The mayor also vetoed the parks resolution supporting this historic agreement. Her issues were in two main areas: She does not believe that there are available revenues in the future and she would like to see money go to roads. The city came out with a study on road needs last month that found only 56% of residential streets are in good or very good condition and current funding levels mean continued deterioration. Public Works proposed getting $30 million a year for 10 years to fix roads.
On late Friday, the mayor released an alternative proposal to fund about two-thirds of the needs of parks and of roads by increasing property taxes 1.4% a year over 10 years. She did this without consulting the park board or the park referendum citizen group and it leaves about one-third of the park needs unfunded. Now when you look at increasing taxes 1.4% a year each year for 10 years, you get a tax increase of more than 14% at the end of 10 years. Anyone concerned about the level of taxes has to be concerned about the mayor’s alternative proposal.
There are a number of other funding sources available to use without increasing taxes substantially like the mayor proposes. There are savings from pension investments made during the Great Recession and savings from paying off the library referendum debt. The mayor has objected to this approach, arguing that the pension savings (about $7.3 million) could be taken away by the legislature, despite the fact that the legislature has provided aid from pension savings since 1980. The city also has other options. It currently carries a fund balance in its General Fund higher than is needed. It is going to decertify some of the tax increment financing districts, which will expand the tax base. The state is also paying some of the current costs for the library referendum. The city is also carrying funds in its General Fund which are slated for downtown projects.
And there is one other way of funding the parks referendum without raising taxes—capturing the growth in the property tax base. There is a building boom in Minneapolis. Our population is projected to grow by 10% this decade. Everywhere you turn you can see new buildings. For the last four years, we have had over a billion dollars in new construction and existing permits in the pipeline do not show a letup. The result is that the property tax base increased 10% last year alone. Apartments alone increased 29% last year. It is possible to capture this tax base growth and use it for needed investments without raising taxes like the mayor proposed. A detailed plan on how to do this has not yet been put together, however.

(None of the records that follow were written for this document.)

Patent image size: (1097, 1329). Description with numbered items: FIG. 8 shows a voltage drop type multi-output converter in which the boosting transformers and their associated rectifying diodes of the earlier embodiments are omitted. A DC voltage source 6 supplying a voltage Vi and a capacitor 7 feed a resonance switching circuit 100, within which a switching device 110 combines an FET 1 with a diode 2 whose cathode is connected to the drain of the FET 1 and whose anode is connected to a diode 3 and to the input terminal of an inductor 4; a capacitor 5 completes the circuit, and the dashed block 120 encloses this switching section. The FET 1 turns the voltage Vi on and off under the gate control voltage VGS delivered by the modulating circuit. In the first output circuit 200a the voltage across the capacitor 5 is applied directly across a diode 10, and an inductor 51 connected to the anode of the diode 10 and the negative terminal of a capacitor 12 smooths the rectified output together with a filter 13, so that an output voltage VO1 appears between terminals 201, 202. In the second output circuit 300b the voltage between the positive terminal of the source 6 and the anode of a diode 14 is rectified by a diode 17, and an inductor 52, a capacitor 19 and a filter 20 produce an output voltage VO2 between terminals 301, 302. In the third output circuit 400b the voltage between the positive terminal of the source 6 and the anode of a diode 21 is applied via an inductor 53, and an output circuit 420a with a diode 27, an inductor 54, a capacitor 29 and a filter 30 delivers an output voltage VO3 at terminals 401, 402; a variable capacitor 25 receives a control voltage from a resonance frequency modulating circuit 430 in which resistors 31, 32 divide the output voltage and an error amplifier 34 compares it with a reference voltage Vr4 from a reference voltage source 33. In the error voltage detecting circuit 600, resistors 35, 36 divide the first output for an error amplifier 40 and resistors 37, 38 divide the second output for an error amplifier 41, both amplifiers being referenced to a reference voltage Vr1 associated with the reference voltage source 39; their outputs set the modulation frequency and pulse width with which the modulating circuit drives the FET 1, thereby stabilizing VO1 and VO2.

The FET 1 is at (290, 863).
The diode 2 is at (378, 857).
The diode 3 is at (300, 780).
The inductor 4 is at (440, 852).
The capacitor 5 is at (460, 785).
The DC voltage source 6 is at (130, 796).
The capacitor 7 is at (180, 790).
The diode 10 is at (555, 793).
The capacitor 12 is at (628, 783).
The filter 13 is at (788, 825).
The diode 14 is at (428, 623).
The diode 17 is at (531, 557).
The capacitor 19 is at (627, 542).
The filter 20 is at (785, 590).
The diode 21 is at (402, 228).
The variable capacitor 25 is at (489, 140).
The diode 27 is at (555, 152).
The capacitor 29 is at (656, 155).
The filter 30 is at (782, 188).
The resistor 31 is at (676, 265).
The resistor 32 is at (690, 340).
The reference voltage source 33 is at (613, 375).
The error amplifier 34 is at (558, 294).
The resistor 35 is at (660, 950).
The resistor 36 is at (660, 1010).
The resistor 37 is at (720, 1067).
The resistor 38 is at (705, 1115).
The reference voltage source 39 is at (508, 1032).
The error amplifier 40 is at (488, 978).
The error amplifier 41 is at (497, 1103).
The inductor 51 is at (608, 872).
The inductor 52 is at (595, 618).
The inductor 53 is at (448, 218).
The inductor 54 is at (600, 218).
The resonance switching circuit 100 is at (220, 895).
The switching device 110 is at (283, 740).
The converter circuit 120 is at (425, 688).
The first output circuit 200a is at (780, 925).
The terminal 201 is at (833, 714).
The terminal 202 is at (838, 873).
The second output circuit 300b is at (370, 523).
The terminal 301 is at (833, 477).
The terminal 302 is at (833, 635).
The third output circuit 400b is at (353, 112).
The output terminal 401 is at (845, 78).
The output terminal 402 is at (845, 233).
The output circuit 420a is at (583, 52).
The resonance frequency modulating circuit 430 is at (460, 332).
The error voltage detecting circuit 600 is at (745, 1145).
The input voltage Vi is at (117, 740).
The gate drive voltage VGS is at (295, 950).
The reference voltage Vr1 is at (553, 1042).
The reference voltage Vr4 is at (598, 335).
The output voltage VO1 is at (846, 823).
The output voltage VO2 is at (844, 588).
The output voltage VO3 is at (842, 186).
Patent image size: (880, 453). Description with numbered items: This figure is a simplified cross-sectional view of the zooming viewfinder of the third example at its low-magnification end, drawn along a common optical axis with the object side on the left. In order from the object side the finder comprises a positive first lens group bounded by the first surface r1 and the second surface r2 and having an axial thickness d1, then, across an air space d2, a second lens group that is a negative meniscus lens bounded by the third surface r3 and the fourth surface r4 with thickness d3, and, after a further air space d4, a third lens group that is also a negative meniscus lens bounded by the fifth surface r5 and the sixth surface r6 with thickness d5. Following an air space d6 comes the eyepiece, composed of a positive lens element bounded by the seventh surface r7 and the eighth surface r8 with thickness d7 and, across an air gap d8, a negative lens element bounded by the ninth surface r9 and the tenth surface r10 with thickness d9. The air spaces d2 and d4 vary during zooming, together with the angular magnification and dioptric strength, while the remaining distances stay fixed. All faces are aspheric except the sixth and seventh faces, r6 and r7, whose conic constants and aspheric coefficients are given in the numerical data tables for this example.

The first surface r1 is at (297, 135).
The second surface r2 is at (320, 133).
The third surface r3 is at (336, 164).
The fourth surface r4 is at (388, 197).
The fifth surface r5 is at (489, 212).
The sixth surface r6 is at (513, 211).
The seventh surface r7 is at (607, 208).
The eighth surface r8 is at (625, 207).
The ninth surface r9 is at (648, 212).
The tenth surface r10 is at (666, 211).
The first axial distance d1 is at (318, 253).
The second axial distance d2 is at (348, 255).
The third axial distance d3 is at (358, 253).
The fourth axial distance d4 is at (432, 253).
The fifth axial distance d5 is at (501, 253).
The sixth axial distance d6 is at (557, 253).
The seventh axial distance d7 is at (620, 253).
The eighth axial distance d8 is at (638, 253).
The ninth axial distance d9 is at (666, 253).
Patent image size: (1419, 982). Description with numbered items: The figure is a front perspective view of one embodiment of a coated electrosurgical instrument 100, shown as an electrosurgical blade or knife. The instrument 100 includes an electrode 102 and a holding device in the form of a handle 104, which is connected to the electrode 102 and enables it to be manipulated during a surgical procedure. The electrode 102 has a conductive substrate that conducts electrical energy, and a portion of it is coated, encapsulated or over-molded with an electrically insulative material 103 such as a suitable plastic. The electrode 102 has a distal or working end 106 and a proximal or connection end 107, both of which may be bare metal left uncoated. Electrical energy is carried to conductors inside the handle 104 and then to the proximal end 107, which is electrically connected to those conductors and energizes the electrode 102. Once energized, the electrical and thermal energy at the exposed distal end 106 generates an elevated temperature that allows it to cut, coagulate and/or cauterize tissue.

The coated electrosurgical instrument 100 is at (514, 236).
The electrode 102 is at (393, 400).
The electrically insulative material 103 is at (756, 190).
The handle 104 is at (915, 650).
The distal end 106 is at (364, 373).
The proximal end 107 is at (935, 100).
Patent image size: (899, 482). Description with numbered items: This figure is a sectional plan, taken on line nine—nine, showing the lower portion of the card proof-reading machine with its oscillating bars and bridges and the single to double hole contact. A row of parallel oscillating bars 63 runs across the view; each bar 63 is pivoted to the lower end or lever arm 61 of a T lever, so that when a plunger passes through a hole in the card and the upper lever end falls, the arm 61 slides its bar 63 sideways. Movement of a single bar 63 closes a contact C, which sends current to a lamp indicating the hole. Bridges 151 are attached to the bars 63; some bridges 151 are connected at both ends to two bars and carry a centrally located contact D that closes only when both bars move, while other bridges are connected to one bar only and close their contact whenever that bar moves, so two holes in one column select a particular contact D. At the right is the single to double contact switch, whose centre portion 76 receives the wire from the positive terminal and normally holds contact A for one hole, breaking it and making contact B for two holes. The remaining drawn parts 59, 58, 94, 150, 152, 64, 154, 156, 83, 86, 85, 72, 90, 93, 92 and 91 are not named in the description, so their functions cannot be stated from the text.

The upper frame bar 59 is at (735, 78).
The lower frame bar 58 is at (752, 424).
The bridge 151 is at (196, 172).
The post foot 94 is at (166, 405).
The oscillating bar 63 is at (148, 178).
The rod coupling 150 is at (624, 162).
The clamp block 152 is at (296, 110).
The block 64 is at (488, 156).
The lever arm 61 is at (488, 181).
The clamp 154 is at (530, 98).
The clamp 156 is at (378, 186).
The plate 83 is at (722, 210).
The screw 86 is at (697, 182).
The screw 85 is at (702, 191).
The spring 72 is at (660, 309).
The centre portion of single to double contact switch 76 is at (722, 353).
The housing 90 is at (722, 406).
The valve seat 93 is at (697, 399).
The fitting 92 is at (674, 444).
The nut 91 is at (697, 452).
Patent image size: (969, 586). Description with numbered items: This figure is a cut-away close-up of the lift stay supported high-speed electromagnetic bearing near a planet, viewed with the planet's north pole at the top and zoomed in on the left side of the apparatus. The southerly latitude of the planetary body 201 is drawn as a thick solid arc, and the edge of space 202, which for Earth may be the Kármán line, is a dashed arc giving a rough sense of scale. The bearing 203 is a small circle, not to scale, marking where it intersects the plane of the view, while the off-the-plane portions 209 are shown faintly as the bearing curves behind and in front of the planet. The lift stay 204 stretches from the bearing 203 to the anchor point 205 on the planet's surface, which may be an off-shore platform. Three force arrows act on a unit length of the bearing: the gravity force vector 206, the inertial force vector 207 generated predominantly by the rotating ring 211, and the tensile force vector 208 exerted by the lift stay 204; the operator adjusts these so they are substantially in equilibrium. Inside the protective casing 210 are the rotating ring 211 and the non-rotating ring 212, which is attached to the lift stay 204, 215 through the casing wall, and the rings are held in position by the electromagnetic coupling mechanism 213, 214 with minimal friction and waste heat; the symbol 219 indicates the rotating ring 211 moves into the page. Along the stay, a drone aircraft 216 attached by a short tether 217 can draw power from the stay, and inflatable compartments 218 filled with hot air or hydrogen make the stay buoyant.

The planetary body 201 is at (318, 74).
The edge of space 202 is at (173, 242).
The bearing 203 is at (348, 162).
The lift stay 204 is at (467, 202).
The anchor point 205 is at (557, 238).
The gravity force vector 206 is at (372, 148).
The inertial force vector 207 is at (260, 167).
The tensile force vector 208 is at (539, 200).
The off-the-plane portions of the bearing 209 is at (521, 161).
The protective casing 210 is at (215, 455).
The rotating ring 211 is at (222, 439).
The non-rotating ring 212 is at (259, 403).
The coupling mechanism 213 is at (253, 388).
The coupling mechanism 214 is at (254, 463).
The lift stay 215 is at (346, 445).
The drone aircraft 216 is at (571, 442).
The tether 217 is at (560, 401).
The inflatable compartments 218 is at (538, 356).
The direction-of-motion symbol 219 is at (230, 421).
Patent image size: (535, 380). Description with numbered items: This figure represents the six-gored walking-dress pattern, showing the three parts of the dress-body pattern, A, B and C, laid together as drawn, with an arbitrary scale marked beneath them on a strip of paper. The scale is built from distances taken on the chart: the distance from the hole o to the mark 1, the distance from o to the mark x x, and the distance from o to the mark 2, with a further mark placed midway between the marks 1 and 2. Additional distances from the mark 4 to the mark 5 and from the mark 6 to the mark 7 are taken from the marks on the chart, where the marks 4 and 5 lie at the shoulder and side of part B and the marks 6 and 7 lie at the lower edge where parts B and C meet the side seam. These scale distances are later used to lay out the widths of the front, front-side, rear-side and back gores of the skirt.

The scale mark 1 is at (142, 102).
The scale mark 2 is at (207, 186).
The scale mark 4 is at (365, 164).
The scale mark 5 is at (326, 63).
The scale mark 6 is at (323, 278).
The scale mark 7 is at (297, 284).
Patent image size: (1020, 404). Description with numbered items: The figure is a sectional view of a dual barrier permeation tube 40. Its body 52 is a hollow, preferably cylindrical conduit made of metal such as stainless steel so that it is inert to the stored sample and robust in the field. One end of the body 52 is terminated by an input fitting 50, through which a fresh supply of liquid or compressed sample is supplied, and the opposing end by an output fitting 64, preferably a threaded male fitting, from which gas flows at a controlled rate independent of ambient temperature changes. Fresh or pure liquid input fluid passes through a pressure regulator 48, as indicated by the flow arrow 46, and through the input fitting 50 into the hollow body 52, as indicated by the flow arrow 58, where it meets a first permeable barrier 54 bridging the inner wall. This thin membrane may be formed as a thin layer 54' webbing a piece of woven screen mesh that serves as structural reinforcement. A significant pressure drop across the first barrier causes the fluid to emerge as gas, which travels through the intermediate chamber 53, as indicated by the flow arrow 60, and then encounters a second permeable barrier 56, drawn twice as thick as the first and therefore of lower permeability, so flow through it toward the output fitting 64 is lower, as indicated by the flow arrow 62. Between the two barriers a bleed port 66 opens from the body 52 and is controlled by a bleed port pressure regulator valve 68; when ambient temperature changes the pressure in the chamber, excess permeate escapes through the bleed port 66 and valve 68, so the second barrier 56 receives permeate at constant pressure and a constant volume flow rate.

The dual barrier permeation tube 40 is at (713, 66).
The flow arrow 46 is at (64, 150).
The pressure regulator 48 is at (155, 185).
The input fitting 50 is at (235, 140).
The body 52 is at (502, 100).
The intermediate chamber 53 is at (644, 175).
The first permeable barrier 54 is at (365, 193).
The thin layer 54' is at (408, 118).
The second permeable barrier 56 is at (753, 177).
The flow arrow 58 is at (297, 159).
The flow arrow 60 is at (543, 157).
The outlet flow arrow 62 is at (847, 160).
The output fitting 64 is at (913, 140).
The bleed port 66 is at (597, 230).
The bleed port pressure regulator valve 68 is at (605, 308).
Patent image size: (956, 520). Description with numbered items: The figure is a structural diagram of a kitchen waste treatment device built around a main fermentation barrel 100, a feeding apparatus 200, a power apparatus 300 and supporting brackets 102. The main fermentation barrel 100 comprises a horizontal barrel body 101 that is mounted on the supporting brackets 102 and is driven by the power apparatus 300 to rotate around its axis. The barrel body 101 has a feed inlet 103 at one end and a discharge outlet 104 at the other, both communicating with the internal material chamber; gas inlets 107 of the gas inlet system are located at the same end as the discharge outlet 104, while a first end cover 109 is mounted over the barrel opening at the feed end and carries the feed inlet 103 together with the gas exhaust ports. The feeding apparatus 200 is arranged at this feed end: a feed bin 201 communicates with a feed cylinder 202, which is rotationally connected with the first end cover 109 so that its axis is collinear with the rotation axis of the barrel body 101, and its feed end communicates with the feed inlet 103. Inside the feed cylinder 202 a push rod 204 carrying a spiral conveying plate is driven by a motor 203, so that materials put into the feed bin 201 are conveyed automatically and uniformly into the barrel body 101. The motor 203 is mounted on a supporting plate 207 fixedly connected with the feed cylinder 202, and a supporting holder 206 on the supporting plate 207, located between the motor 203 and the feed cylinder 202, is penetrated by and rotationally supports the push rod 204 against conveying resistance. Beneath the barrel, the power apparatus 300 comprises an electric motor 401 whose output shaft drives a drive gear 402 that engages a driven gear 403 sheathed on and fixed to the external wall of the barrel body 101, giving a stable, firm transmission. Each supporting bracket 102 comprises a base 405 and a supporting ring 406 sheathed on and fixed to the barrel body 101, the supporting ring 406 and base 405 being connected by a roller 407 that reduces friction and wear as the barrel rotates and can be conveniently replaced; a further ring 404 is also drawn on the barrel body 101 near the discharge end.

Does the city really have enough money to fix the parks? The city approved $74 million of funding for the Target Center last month, money that could have been used for parks (or roads). This project will replace the whole outside of the building, redo most of the concourses and enhance the luxury boxes. If there are enough revenues for the Target Center, there should be enough revenues to fix our neighborhood parks.
The city is going to debate this over the next month. Regardless, one thing is certain. Neighborhood parks can’t fix themselves. If we don’t find money to fix parks, we will be closing buildings and taking infrastructure out of usage. And that is not the right future for Minneapolis.